For the Republic of Ireland and Scotland, though, their next competitive outing may be the most decisive of the lot. On June 13, Gordon Strachan’s side will make the short journey over to Dublin for a potentially make-or-break encounter.
The expanded format of next summer’s tournament in France means that – unlike in previous years – a top-three standing will be enough to keep dreams of progress alive. Those finishing in first or second spot in their respective group will qualify automatically, while the best third-placed side will also march on without the need for a play-off – with the remaining six third-placed finishers set to battle it out among themselves.
As things stand, Group D looks like being as keenly-contested as any other, which means three places at Euro 2016 could be filled from those ranks. It is, however, looking increasingly likely that only one of those berths will go to Scotland or Ireland.
At present, they are locked in a mini-battle for third. Things are still tight enough that both could push on positively from this point. But with an in-form Poland to be taken into account and the small matter of reigning world champions Germany, two will probably have to go into one.
Taking that into account, June’s meeting at the Aviva Stadium will be crucial.
Scotland hold a two-point advantage heading into the tie, with their campaign to date including a 1-0 victory over the Irish at Celtic Park back in November – with a Shaun Maloney effort proving to be the difference on the day.
With another tight affair in store, Strachan would undoubtedly settle for a share of the spoils prior to kick-off, helping to keep Martin O’Neill’s men at arm’s length.
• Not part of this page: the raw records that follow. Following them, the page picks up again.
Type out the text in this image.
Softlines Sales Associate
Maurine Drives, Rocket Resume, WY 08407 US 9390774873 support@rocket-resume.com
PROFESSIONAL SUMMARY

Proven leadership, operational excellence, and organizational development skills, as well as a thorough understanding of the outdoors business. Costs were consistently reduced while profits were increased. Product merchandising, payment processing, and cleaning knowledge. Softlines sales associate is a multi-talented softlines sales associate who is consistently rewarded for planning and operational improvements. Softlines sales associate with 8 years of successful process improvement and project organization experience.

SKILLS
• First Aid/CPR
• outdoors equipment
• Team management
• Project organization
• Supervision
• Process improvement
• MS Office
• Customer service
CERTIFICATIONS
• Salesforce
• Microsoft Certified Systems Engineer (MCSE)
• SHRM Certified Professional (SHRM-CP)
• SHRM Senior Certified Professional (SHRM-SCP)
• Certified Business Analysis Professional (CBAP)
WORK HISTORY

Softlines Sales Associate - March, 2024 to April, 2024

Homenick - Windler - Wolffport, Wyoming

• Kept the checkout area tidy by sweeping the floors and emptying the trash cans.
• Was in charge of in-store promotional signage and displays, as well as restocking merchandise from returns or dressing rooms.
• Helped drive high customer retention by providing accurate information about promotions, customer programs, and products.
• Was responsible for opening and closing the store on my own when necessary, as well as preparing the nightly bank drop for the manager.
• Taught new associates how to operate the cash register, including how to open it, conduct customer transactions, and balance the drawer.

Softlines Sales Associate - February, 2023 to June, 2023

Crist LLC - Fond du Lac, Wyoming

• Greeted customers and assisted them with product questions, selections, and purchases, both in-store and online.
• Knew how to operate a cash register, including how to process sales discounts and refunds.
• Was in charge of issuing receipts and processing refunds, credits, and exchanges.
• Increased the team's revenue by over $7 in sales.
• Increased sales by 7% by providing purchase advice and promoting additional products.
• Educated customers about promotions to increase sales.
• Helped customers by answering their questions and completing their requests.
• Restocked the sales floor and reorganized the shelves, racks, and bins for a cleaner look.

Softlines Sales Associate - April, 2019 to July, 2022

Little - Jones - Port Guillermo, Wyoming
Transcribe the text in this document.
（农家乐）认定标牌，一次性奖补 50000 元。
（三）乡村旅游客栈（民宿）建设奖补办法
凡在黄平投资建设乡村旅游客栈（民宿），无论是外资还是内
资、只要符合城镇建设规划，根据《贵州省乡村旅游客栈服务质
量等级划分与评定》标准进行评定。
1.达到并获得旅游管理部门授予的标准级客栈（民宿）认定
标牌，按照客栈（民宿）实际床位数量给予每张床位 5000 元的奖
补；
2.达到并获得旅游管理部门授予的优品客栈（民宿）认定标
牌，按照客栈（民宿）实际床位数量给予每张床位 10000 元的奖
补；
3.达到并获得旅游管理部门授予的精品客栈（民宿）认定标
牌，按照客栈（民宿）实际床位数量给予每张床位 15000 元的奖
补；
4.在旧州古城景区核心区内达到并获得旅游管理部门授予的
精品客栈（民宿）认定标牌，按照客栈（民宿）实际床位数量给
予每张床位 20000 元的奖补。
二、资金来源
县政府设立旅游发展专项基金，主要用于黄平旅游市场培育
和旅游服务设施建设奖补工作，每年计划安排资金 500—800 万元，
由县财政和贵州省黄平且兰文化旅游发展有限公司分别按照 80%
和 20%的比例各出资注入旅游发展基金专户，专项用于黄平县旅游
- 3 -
Success for the hosts, though, will lift them above their rivals and back into pole position for that all-important third spot. Ireland also, arguably, have the better preparation in store for a pivotal encounter.
They are due to entertain England, ranked 14th in the world by FIFA, less than a week before hosting the Scots in what promises to be another highly-charged clash. Meanwhile, Strachan’s troops warm-up for a return to meaningful action with a home date against Qatar, who are ranked way down in 99th spot.
Form tends to go out of the window, though, on occasions such as these and both bosses, groups of players and sets of supporters are unlikely to read too much into the outcome of their respective friendly contests.
It is on the following weekend that results really matter and where the business must be done without cause for excuse or regret.
Celtic passion will be in plentiful supply but only one side will end the evening feeling a lot more positive about their position, with Scotland either maintaining or enhancing their standing. Meanwhile, Ireland – considered at 7/4 at the time of writing by international football betting markets to book their tickets to France – will find themselves right back in the race or on the periphery of it.